強引な政略結婚が甘い理由~御曹司は年下妻が愛おしすぎて手放せない~
「お前、もしかして俺と結婚すること知らなかったのか?」

「えっ」

その鋭い指摘にギクッと身体が強ばった。

真夜は、そんな私の反応を見て気付いたらしい。やっぱりそうか……と、軽くため息を吐いた。
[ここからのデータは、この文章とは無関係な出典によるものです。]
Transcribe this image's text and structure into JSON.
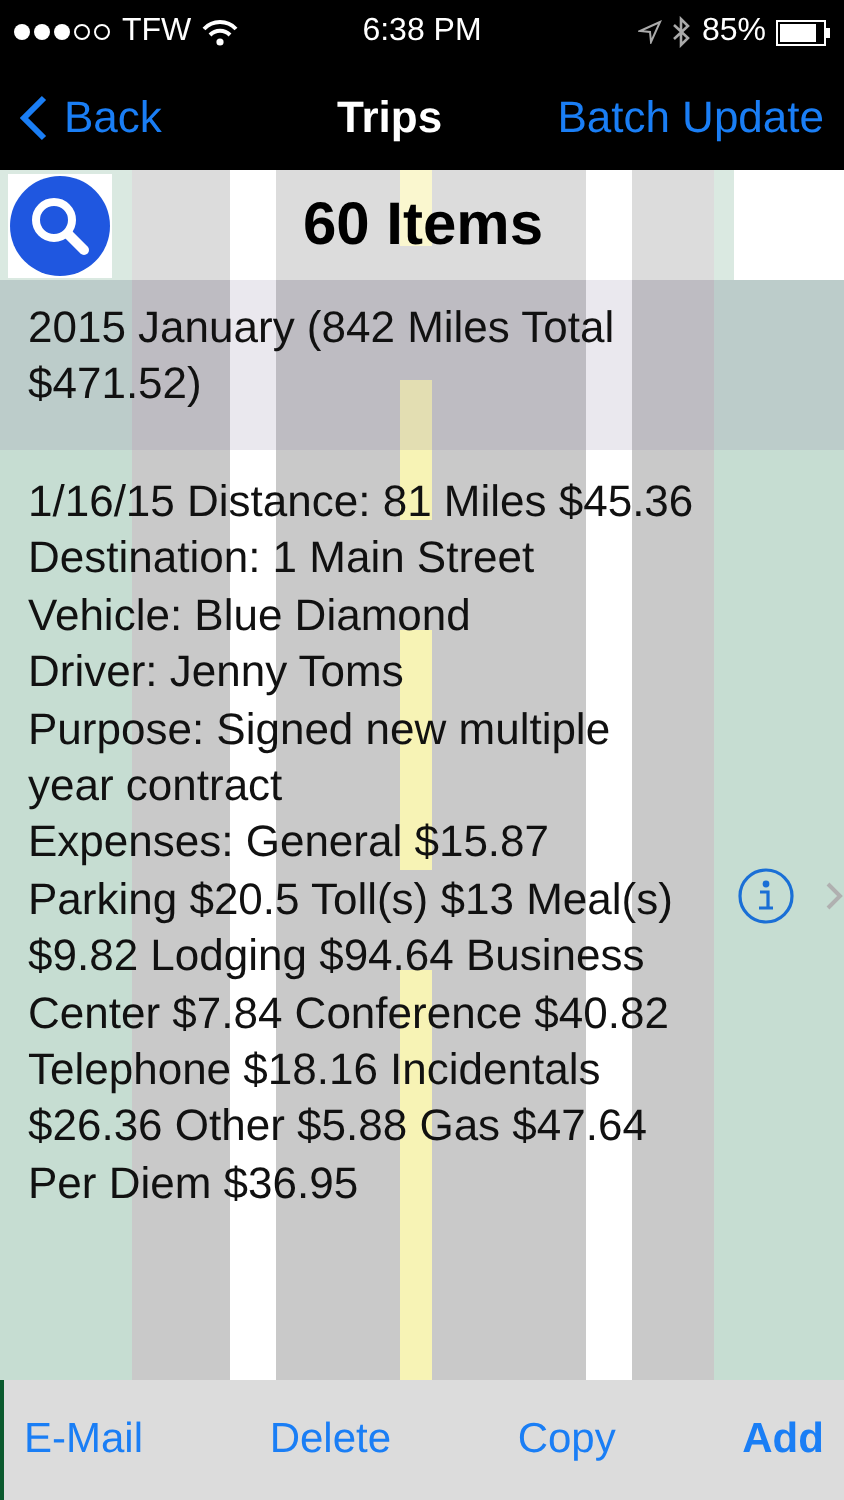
{
  "status_bar": {
    "carrier": "TFW",
    "time": "6:38 PM",
    "battery": "85%"
  },
  "nav": {
    "back": "Back",
    "title": "Trips",
    "action": "Batch Update"
  },
  "header": {
    "count": "60 Items"
  },
  "sections": [
    {
      "title": "2015 January (842 Miles Total $471.52)",
      "rows": [
        {
          "lines": [
            "1/16/15 Distance: 81 Miles $45.36",
            "Destination: 1 Main Street",
            "Vehicle: Blue Diamond",
            "Driver: Jenny Toms",
            "Purpose: Signed new multiple year contract",
            "Expenses: General $15.87 Parking $20.5 Toll(s) $13 Meal(s) $9.82 Lodging $94.64 Business Center $7.84 Conference $40.82 Telephone $18.16 Incidentals $26.36 Other $5.88 Gas $47.64 Per Diem $36.95"
          ]
        }
      ]
    }
  ],
  "toolbar": [
    {
      "label": "E-Mail",
      "kind": "plain"
    },
    {
      "label": "Delete",
      "kind": "plain"
    },
    {
      "label": "Copy",
      "kind": "plain"
    },
    {
      "label": "Add",
      "kind": "bold"
    }
  ]
}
「どうりで。俺がここに来たときのお前の顔が、まるで幽霊でも見たみたいに驚いていたわけだ」

――まだ幽霊を見た方が驚かなかったかもしれない。

真夜だから驚いたんだ。

もう二度と会わないつもりでいたのに、不意に私の前に現れたりするから。


しかも結婚ってどういうことだろう……。


父から電話をもらったときにしっかりと聞いていなかった私も悪いけど、そもそもあんなに遅い時間に電話を掛けてくる父だって悪い。

そう思ったら、じわじわと怒りが込み上げてきた。

「だいたいお父さんがいけないんだからっ!」

私は真夜に愚痴をこぼすように全てを打ち明けた。

この結婚についての電話を父から貰ったのが深夜の一時過ぎだったこと。熟睡しているところを起こされたせいで、寝惚けながら適当に話を聞いて、通話を終わらせてしまったこと……。